I implemented a custom activation function that appears to occasionally cause NaNs in the output. I haven’t been able to ascertain how. Currently I’m debugging the network with a check for NaN in the output that I hope will allow me to reproduce this more reliably, but I wanted to post my function in case I’m doing something inherently stupid. My function is below. I’ve been using it to replace ReLU layers in VGG11 wholesale.
class Renlu(nn.Module):
"""
Pytorch nn module implementation of "renlu" activation function
where renlu(x, alpha) = 0 if x <=0 else x^alpha
"""
def __init__(self, alpha=0.5):
super(Renlu, self).__init__()
self.alpha = float(alpha)
def forward(self, input_tensor):
output = torch.relu(input_tensor)
idxs = output.nonzero(as_tuple=True)
output[idxs] = output[idxs].pow(self.alpha)
return output
Initially I was returning torch.relu(input_tensor) ** self.alpha
, but after adding a call to torch.autograd.set_detect_anomaly(True)

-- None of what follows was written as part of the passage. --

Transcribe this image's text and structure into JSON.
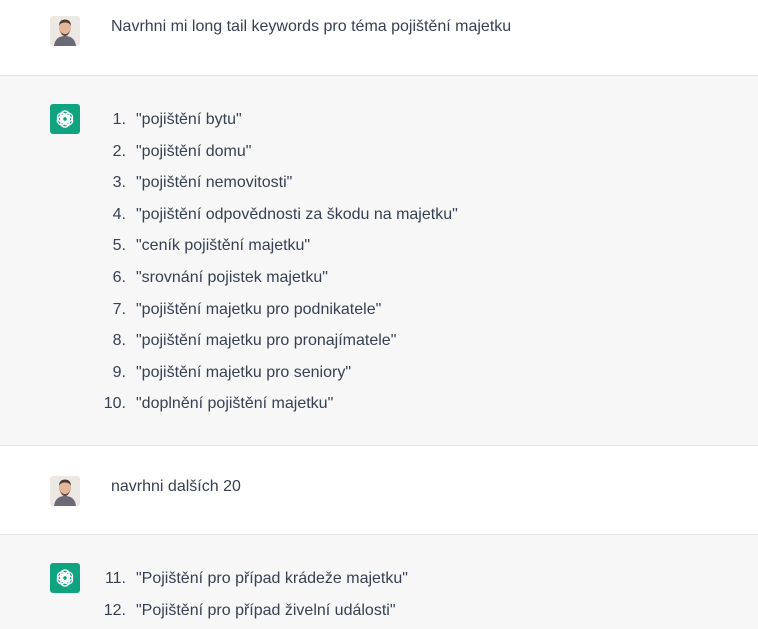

I realized it resulted in more frequent NaNs during backprop, and I wound up adding the nonzero() call so that I only apply the exponent to elements that don’t get rectified. However, I still see the error below on about 10% of the networks I train:
Warning: Traceback of forward call that caused the error:
File "/allen/programs/braintv/workgroups/nc-ophys/briar.doty/Source/allen-inst-cell-types/train_net.py", line 53, in <module>
main(**vars(args))
File "/allen/programs/braintv/workgroups/nc-ophys/briar.doty/Source/allen-inst-cell-types/train_net.py", line 43, in main
manager.run_training_loop(criterion, optimizer, exp_lr_scheduler,
File "/allen/programs/braintv/workgroups/nc-ophys/briar.doty/Source/allen-inst-cell-types/modules/NetManager.py", line 538, in run_training_loop
(train_acc, train_loss) = self.train_net(criterion, optimizer, scheduler, train_frac)

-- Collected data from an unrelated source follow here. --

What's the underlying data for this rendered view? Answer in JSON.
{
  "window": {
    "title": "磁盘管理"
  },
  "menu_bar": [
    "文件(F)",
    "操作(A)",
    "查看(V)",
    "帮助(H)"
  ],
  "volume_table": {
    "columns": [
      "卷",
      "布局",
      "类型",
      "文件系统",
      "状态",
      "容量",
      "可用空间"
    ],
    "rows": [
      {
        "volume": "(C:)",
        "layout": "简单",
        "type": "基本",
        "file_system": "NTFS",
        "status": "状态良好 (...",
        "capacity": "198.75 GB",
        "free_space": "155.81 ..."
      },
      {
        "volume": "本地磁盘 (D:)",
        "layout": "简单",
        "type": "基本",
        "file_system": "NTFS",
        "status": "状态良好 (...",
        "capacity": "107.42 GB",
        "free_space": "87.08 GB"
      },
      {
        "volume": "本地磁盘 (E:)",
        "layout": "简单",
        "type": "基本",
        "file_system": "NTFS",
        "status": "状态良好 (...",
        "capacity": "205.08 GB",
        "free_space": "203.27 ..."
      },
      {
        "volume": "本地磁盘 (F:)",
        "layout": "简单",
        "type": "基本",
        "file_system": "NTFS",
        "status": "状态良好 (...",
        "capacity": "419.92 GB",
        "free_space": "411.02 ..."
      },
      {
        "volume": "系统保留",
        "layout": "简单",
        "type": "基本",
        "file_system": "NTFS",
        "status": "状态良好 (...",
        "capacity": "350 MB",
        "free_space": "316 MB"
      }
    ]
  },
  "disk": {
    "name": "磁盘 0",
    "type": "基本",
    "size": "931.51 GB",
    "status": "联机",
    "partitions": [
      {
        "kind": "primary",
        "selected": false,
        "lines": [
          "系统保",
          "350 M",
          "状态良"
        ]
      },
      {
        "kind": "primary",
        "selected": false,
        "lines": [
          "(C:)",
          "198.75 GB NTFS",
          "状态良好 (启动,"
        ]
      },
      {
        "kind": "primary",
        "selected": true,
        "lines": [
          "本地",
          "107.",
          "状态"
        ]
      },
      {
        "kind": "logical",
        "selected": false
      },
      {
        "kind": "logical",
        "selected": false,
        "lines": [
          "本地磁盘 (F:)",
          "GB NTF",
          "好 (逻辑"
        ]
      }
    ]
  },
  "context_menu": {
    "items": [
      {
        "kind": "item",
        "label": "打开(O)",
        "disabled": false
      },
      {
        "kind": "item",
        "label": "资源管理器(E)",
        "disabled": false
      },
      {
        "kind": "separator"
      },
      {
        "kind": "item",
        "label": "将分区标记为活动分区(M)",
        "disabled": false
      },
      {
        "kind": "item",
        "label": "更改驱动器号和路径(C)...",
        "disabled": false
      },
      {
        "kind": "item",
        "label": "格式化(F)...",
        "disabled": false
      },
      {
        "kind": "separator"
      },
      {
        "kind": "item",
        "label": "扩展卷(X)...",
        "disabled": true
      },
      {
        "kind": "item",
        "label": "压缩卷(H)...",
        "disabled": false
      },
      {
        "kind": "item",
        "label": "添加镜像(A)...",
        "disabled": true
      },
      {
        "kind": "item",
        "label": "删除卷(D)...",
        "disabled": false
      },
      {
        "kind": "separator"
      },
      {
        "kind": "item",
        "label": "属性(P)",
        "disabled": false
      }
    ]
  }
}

File "/allen/programs/braintv/workgroups/nc-ophys/briar.doty/Source/allen-inst-cell-types/modules/NetManager.py", line 489, in train_net
loss = criterion(outputs, labels)
File "/allen/programs/braintv/workgroups/nc-ophys/briar.doty/anaconda3/envs/dlct2/lib/python3.8/site-packages/torch/nn/modules/module.py", line 532, in __call__
result = self.forward(*input, **kwargs)
File "/allen/programs/braintv/workgroups/nc-ophys/briar.doty/anaconda3/envs/dlct2/lib/python3.8/site-packages/torch/nn/modules/loss.py", line 915, in forward
return F.cross_entropy(input, target, weight=self.weight,
File "/allen/programs/braintv/workgroups/nc-ophys/briar.doty/anaconda3/envs/dlct2/lib/python3.8/site-packages/torch/nn/functional.py", line 2021, in cross_entropy
return nll_loss(log_softmax(input, 1), target, weight, None, ignore_index, None, reduction)
File "/allen/programs/braintv/workgroups/nc-ophys/briar.doty/anaconda3/envs/dlct2/lib/python3.8/site-packages/torch/nn/functional.py", line 1317, in log_softmax
ret = input.log_softmax(dim)
(print_stack at /opt/conda/conda-bld/pytorch_1579061855666/work/torch/csrc/autograd/python_anomaly_mode.cpp:57)
Traceback (most recent call last):
File "/allen/programs/braintv/workgroups/nc-ophys/briar.doty/Source/allen-inst-cell-types/train_net.py", line 53, in <module>
main(**vars(args))
File "/allen/programs/braintv/workgroups/nc-ophys/briar.doty/Source/allen-inst-cell-types/train_net.py", line 43, in main
manager.run_training_loop(criterion, optimizer, exp_lr_scheduler,
File "/allen/programs/braintv/workgroups/nc-ophys/briar.doty/Source/allen-inst-cell-types/modules/NetManager.py", line 538, in run_training_loop
(train_acc, train_loss) = self.train_net(criterion, optimizer, scheduler, train_frac)
File "/allen/programs/braintv/workgroups/nc-ophys/briar.doty/Source/allen-inst-cell-types/modules/NetManager.py", line 492, in train_net
loss.backward()
File "/allen/programs/braintv/workgroups/nc-ophys/briar.doty/anaconda3/envs/dlct2/lib/python3.8/site-packages/torch/tensor.py", line 195, in backward
torch.autograd.backward(self, gradient, retain_graph, create_graph)
File "/allen/programs/braintv/workgroups/nc-ophys/briar.doty/anaconda3/envs/dlct2/lib/python3.8/site-packages/torch/autograd/__init__.py", line 97, in backward
Variable._execution_engine.run_backward(
RuntimeError: Function 'LogSoftmaxBackward' returned nan values in its 0th output.
Any ideas?